A Abegás avalia que o Brasil está no caminho para transformar sua abundância de gás natural em vantagem competitiva para a indústria, desde que as recentes iniciativas regulatórias da Agência Nacional do Petróleo, Gás Natural e Biocombustíveis (ANP) e do Conselho Nacional de Política Energética (CNPE) consigam criar um mercado mais aberto e líquido. A análise, publicada em artigo na Agência Estado pelo advogado Tiago Lobão Cosenza, destaca a importância de avançar além da Nova Lei do Gás para garantir oferta, infraestrutura e concorrência efetiva.
As frentes regulatórias incluem a Consulta Pública nº 16/2026 da ANP, que propõe ciclos concorrenciais de quatro anos para o 'gas release', mecanismo que busca reduzir a concentração da oferta, hoje com a Petrobras respondendo por cerca de 59% das vendas atacadistas não termelétricas. Paralelamente, a Resolução CNPE nº 15/2026, em vigor desde 25 de agosto, redefine a política de comercialização do gás da União, priorizando a indústria de base e permitindo precificação com referências internacionais, além de autorizar a Pré-Sal Petróleo S.A. (PPSA) a atuar no mercado spot. Ambas as ações integram o Programa Gás para Empregar, política pública liderada pelo Ministério de Minas e Energia (MME) desde 2023.
O MME projeta uma queda significativa no preço do gás para a indústria nacional, de US$ 12/MMBTU para cerca de US$ 5/MMBTU, uma redução superior a 50%, caso as medidas sejam bem-sucedidas. O Programa Gás para Empregar estima atrair R$ 95 bilhões em investimentos, gerar 436 mil empregos diretos e indiretos e adicionar R$ 79 bilhões ao Produto Interno Bruto (PIB), impulsionando a competitividade de setores intensivos em energia como química, petroquímica e fertilizantes. A Abegás, no entanto, alerta para a necessidade de 'cautela com expectativas excessivas', tratando as projeções como potencial e não como promessa.

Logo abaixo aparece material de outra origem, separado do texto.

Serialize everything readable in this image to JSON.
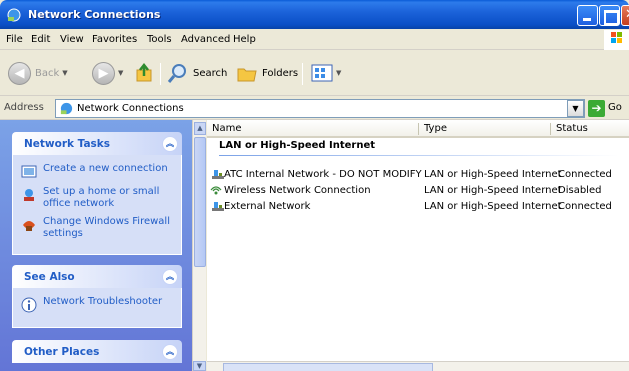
{
  "window": {
    "title": "Network Connections"
  },
  "menu": [
    "File",
    "Edit",
    "View",
    "Favorites",
    "Tools",
    "Advanced",
    "Help"
  ],
  "toolbar": {
    "back": "Back",
    "search": "Search",
    "folders": "Folders"
  },
  "address": {
    "label": "Address",
    "value": "Network Connections",
    "go": "Go"
  },
  "taskpane": {
    "network_tasks": {
      "title": "Network Tasks",
      "items": [
        "Create a new connection",
        "Set up a home or small office network",
        "Change Windows Firewall settings"
      ]
    },
    "see_also": {
      "title": "See Also",
      "items": [
        "Network Troubleshooter"
      ]
    },
    "other_places": {
      "title": "Other Places"
    }
  },
  "list": {
    "columns": [
      "Name",
      "Type",
      "Status"
    ],
    "group": "LAN or High-Speed Internet",
    "rows": [
      {
        "name": "ATC Internal Network - DO NOT MODIFY",
        "type": "LAN or High-Speed Internet",
        "status": "Connected",
        "icon": "lan-connection-icon"
      },
      {
        "name": "Wireless Network Connection",
        "type": "LAN or High-Speed Internet",
        "status": "Disabled",
        "icon": "wireless-connection-icon"
      },
      {
        "name": "External Network",
        "type": "LAN or High-Speed Internet",
        "status": "Connected",
        "icon": "lan-connection-icon"
      }
    ]
  }
}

Para a Abegás, a discussão central é como criar um mercado de gás verdadeiramente competitivo, reconhecendo que a concorrência não se limita a preços baixos por decreto, mas sim a mercados funcionais com múltiplos ofertantes, infraestrutura acessível e segurança contratual. A associação defende que o Fórum do Gás acerta ao integrar na agenda o 'gas release', os leilões do gás da União, o livre acesso às infraestruturas e a harmonização regulatória. Será fundamental acompanhar o resultado da Consulta Pública da ANP, que encerra em 28 de setembro, e os próximos passos para a efetivação dos leilões de gás da União, que já preveem entregas entre 2026 e 2030.